Observational Study Acta Med Port

. 2021 Jun 1;34(6):435-441. doi: 10.20344/amp.15227. Epub 2021 Jun 1. https://pubmed.ncbi.nlm.nih.gov/34715951/

Extracorporeal Membrane Oxygenation: The First 10 Years Experience of a Portuguese Pediatric Intensive Care Unit

Daniel Meireles 1Francisco Abecasis 2Leonor Boto 2Cristina Camilo 2Miguel Abecasis 3José Pedro Neves 3Zélia Cristo Soares 2Marisa Vieira 2Affiliations expand

Abstract in English, Portuguese

Introduction: In Portugal, extracorporeal membrane oxygenation (ECMO) is used in pediatric patients since 2010. The aim of this study was to describe the clinical characteristics of patients, indications, complications and mortality associated with the use of ECMO during the first 10-years of experience in the Pediatric Intensive Care Unit located in Centro Hospitalar Universitário Lisboa Norte.
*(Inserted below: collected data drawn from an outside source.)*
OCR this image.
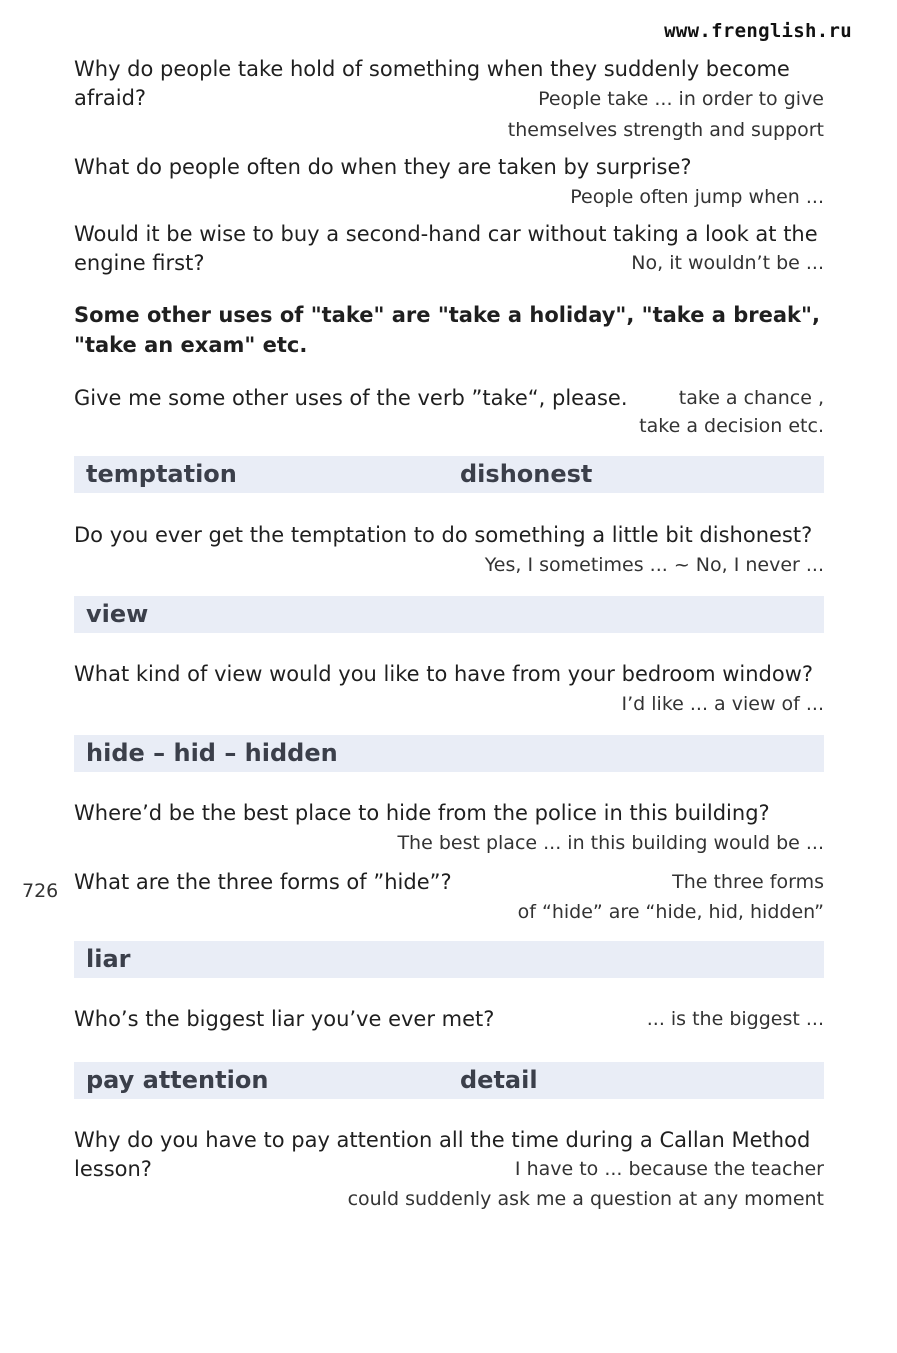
www.frenglish.ru
726
Why do people take hold of something when they suddenly become afraid?	People take ... in order to give
themselves strength and support
What do people often do when they are taken by surprise?
People often jump when ...
Would it be wise to buy a second-hand car without taking a look at the
engine first?	No, it wouldn’t be ...
Some other uses of "take" are "take a holiday", "take a break", "take an exam" etc.
Give me some other uses of the verb ”take“, please.	take a chance ,
take a decision etc.
temptation	dishonest
Do you ever get the temptation to do something a little bit dishonest?
Yes, I sometimes ... ~ No, I never ...
view
What kind of view would you like to have from your bedroom window?
I’d like ... a view of ...
hide – hid – hidden
Where’d be the best place to hide from the police in this building?
The best place ... in this building would be ...
What are the three forms of ”hide”?	The three forms
of “hide” are “hide, hid, hidden”
liar
Who’s the biggest liar you’ve ever met?	... is the biggest ...
pay attention	detail
Why do you have to pay attention all the time during a Callan Method
lesson?	I have to ... because the teacher
could suddenly ask me a question at any moment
Material and methods: Retrospective observational cohort study of all patients supported with ECMO in a Pediatric Intensive Care Unit, from the 1st of May 2010 up to 31st December 2019.

Results: Sixty-five patients were included: 37 neonatal (≤ 28 days of age) and 28 pediatric patients (> 28 days). In neonatal cases, congenital diaphragmatic hernia was the main reason for ECMO (40% of neonatal patients and 23% of total). Among pediatric patients, respiratory distress was the leading indication for ECMO (47% of total). The median length of ECMO support was 12 days. Clinical complications were more frequent than mechanical complications (65% vs 35%). Among clinical complications, access site bleeding was the most prevalent with 38% of cases. The overall patient survival was 68% at the time of discharge (65% for neonatal and 71% for pediatric cases), while the overall survival rate in Extracorporeal Life Support Organization registry was 61%. The number of ECMO runs has been increasing since 2011, even though in a non-linear way (three cases in 2010 to 11 cases in 2019).

Discussion: In the first 10 years we received patients from all over the country. Despite continuous technological developments, circuitrelated complications have a significant impact. The overall survival rate in the Pediatric Intensive Care Unit was not inferior to the one reported by the Extracorporeal Life Support Organization.

Conclusion: The overall survival of our Pediatric Intensive Care Unit is not inferior to one reported by other international centers. Our experience showed the efficacy of the ECMO technique in a Portuguese centre.

Keywords: Extracorporeal Membrane Oxygenation; Intensive Care Units, Pediatric; Portugal.